The Microbial Hypothesis: Contributions of Adenovirus Infection and Metabolic Endotoxaemia to the Pathogenesis of Obesity

Centre for Molecular Medicine and Biobanking, University of Malta, Msida, Malta

Received 24 July 2016; Revised 10 October 2016; Accepted 25 October 2016

Academic Editor: Jochen G. Schneider

Copyright © 2016 Amos Tambo et al. This is an open access article distributed under the Creative Commons Attribution License, which permits unrestricted use, distribution, and reproduction in any medium, provided the original work is properly cited.

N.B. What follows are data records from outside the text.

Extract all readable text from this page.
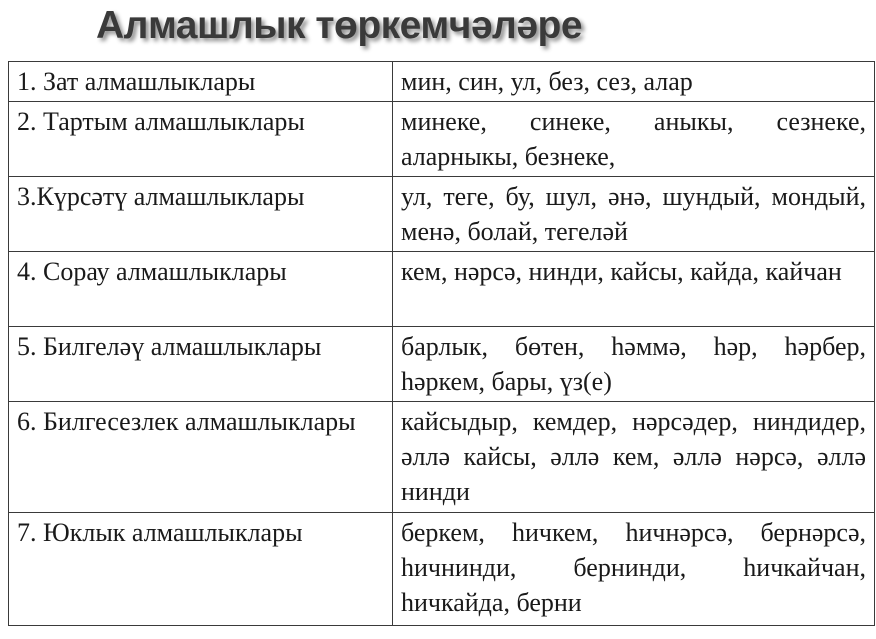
Алмашлык төркемчәләре
1. Зат алмашлыклары	мин, син, ул, без, сез, алар
2. Тартым алмашлыклары	минеке, синеке, аныкы, сезнеке, аларныкы, безнеке,
3.Күрсәтү алмашлыклары	ул, теге, бу, шул, әнә, шундый, мондый, менә, болай, тегеләй
4. Сорау алмашлыклары	кем, нәрсә, нинди, кайсы, кайда, кайчан
5. Билгеләү алмашлыклары	барлык, бөтен, һәммә, һәр, һәрбер, һәркем, бары, үз(е)
6. Билгесезлек алмашлыклары	кайсыдыр, кемдер, нәрсәдер, ниндидер, әллә кайсы, әллә кем, әллә нәрсә, әллә нинди
7. Юклык алмашлыклары	беркем, һичкем, һичнәрсә, бернәрсә, һичнинди, бернинди, һичкайчан, һичкайда, берни
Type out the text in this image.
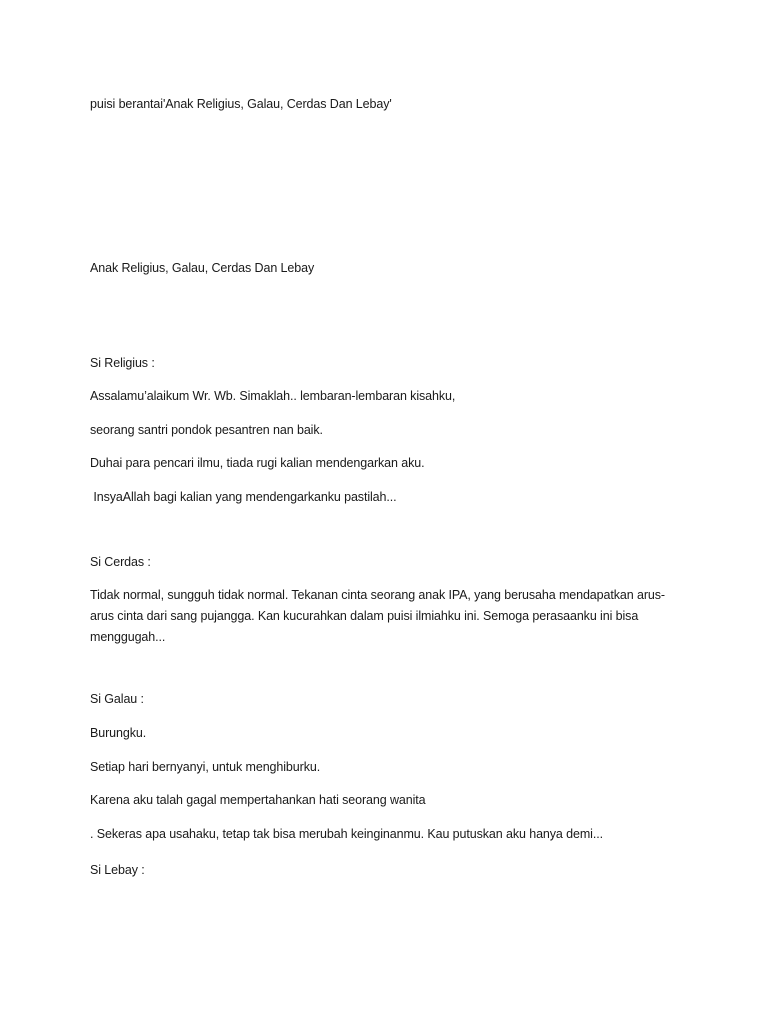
puisi berantai'Anak Religius, Galau, Cerdas Dan Lebay'
Anak Religius, Galau, Cerdas Dan Lebay
Si Religius :
Assalamu’alaikum Wr. Wb. Simaklah.. lembaran-lembaran kisahku,
seorang santri pondok pesantren nan baik.
Duhai para pencari ilmu, tiada rugi kalian mendengarkan aku.
InsyaAllah bagi kalian yang mendengarkanku pastilah...
Si Cerdas :
Tidak normal, sungguh tidak normal. Tekanan cinta seorang anak IPA, yang berusaha mendapatkan arus-arus cinta dari sang pujangga. Kan kucurahkan dalam puisi ilmiahku ini. Semoga perasaanku ini bisa menggugah...
Si Galau :
Burungku.
Setiap hari bernyanyi, untuk menghiburku.
Karena aku talah gagal mempertahankan hati seorang wanita
. Sekeras apa usahaku, tetap tak bisa merubah keinginanmu. Kau putuskan aku hanya demi...
Si Lebay :
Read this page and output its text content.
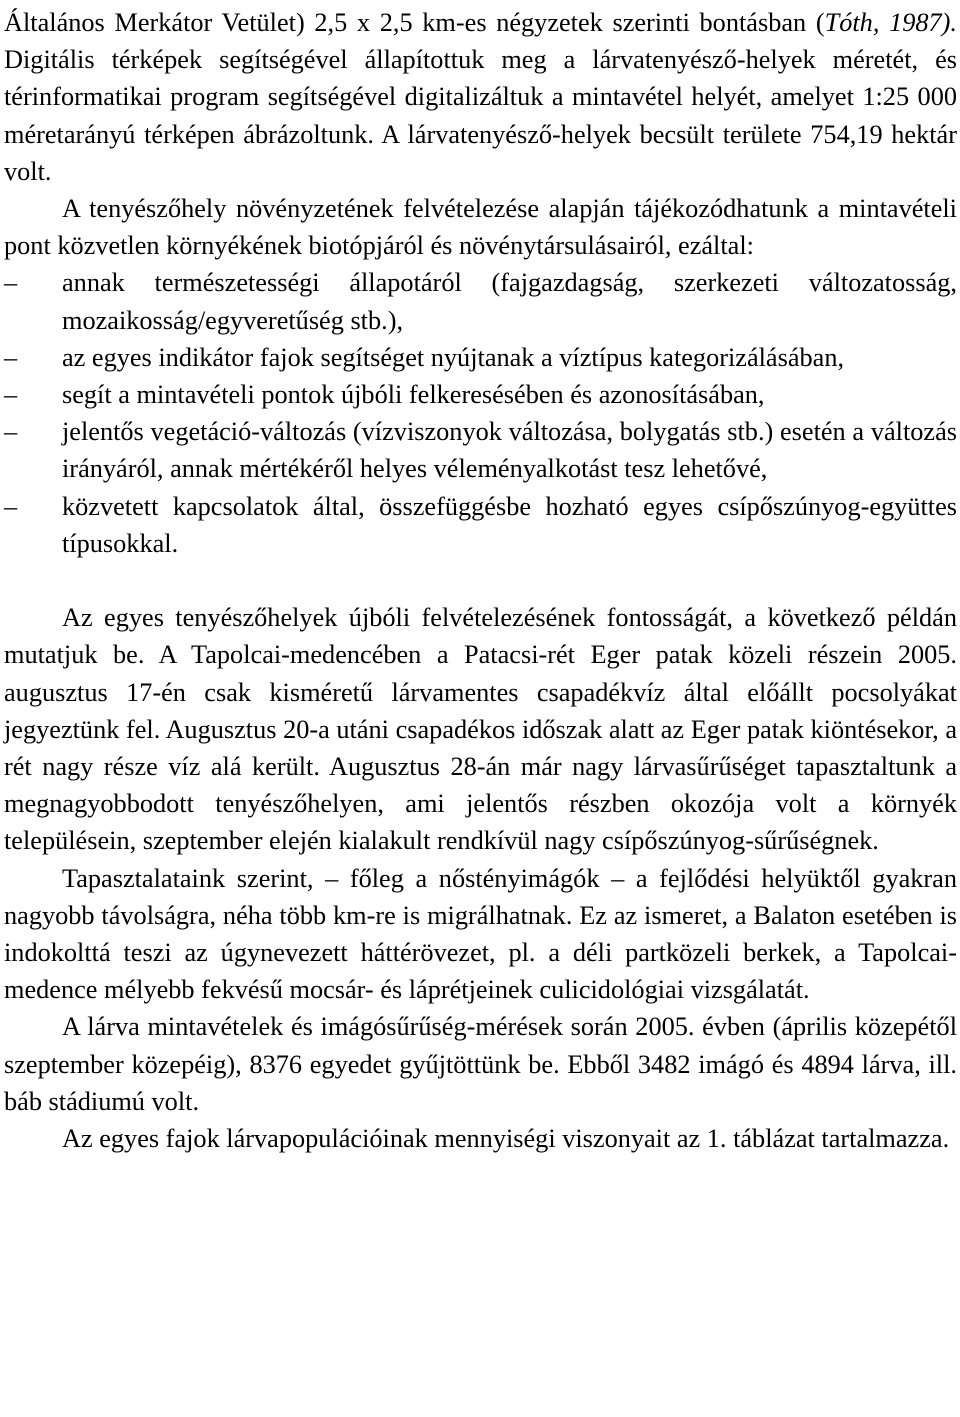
Általános Merkátor Vetület) 2,5 x 2,5 km-es négyzetek szerinti bontásban (Tóth, 1987). Digitális térképek segítségével állapítottuk meg a lárvatenyésző-helyek méretét, és térinformatikai program segítségével digitalizáltuk a mintavétel helyét, amelyet 1:25 000 méretarányú térképen ábrázoltunk. A lárvatenyésző-helyek becsült területe 754,19 hektár volt.

A tenyészőhely növényzetének felvételezése alapján tájékozódhatunk a mintavételi pont közvetlen környékének biotópjáról és növénytársulásairól, ezáltal:

–	annak természetességi állapotáról (fajgazdagság, szerkezeti változatosság, mozaikosság/egyveretűség stb.),
–	az egyes indikátor fajok segítséget nyújtanak a víztípus kategorizálásában,
–	segít a mintavételi pontok újbóli felkeresésében és azonosításában,
–	jelentős vegetáció-változás (vízviszonyok változása, bolygatás stb.) esetén a változás irányáról, annak mértékéről helyes véleményalkotást tesz lehetővé,
–	közvetett kapcsolatok által, összefüggésbe hozható egyes csípőszúnyog-együttes típusokkal.

Az egyes tenyészőhelyek újbóli felvételezésének fontosságát, a következő példán mutatjuk be. A Tapolcai-medencében a Patacsi-rét Eger patak közeli részein 2005. augusztus 17-én csak kisméretű lárvamentes csapadékvíz által előállt pocsolyákat jegyeztünk fel. Augusztus 20-a utáni csapadékos időszak alatt az Eger patak kiöntésekor, a rét nagy része víz alá került. Augusztus 28-án már nagy lárvasűrűséget tapasztaltunk a megnagyobbodott tenyészőhelyen, ami jelentős részben okozója volt a környék településein, szeptember elején kialakult rendkívül nagy csípőszúnyog-sűrűségnek.

Tapasztalataink szerint, – főleg a nőstényimágók – a fejlődési helyüktől gyakran nagyobb távolságra, néha több km-re is migrálhatnak. Ez az ismeret, a Balaton esetében is indokolttá teszi az úgynevezett háttérövezet, pl. a déli partközeli berkek, a Tapolcai-medence mélyebb fekvésű mocsár- és láprétjeinek culicidológiai vizsgálatát.

A lárva mintavételek és imágósűrűség-mérések során 2005. évben (április közepétől szeptember közepéig), 8376 egyedet gyűjtöttünk be. Ebből 3482 imágó és 4894 lárva, ill. báb stádiumú volt.

Az egyes fajok lárvapopulációinak mennyiségi viszonyait az 1. táblázat tartalmazza.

The global obesity epidemic, dubbed “globesity” by the World Health Organisation, is a pressing public health issue. The aetiology of obesity is multifactorial incorporating both genetic and environmental factors. Recently, epidemiological studies have observed an association between microbes and obesity. Obesity-promoting microbiome and resultant gut barrier disintegration have been implicated as key factors facilitating metabolic endotoxaemia. This is an influx of bacterial endotoxins into the systemic circulation, believed to underpin obesity pathogenesis. Adipocyte dysfunction and subsequent adipokine secretion characterised by low grade inflammation, were conventionally attributed to persistent hyperlipidaemia. They were thought of as pivotal in perpetuating obesity. It is now debated whether infection and endotoxaemia are also implicated in initiating and perpetuating low grade inflammation. The fact that obesity has a prevalence of over 600 million and serves as a risk factor for chronic diseases including cardiovascular disease and type 2 diabetes mellitus is testament to the importance of exploring the role of microbes in obesity pathobiology. It is on this basis that Massachusetts General Hospital is sponsoring the Faecal Microbiota Transplant for Obesity and Metabolism clinical trial, to study the impact of microbiome composition on weight. The association of microbes with obesity, namely, adenovirus infection and metabolic endotoxaemia, is reviewed.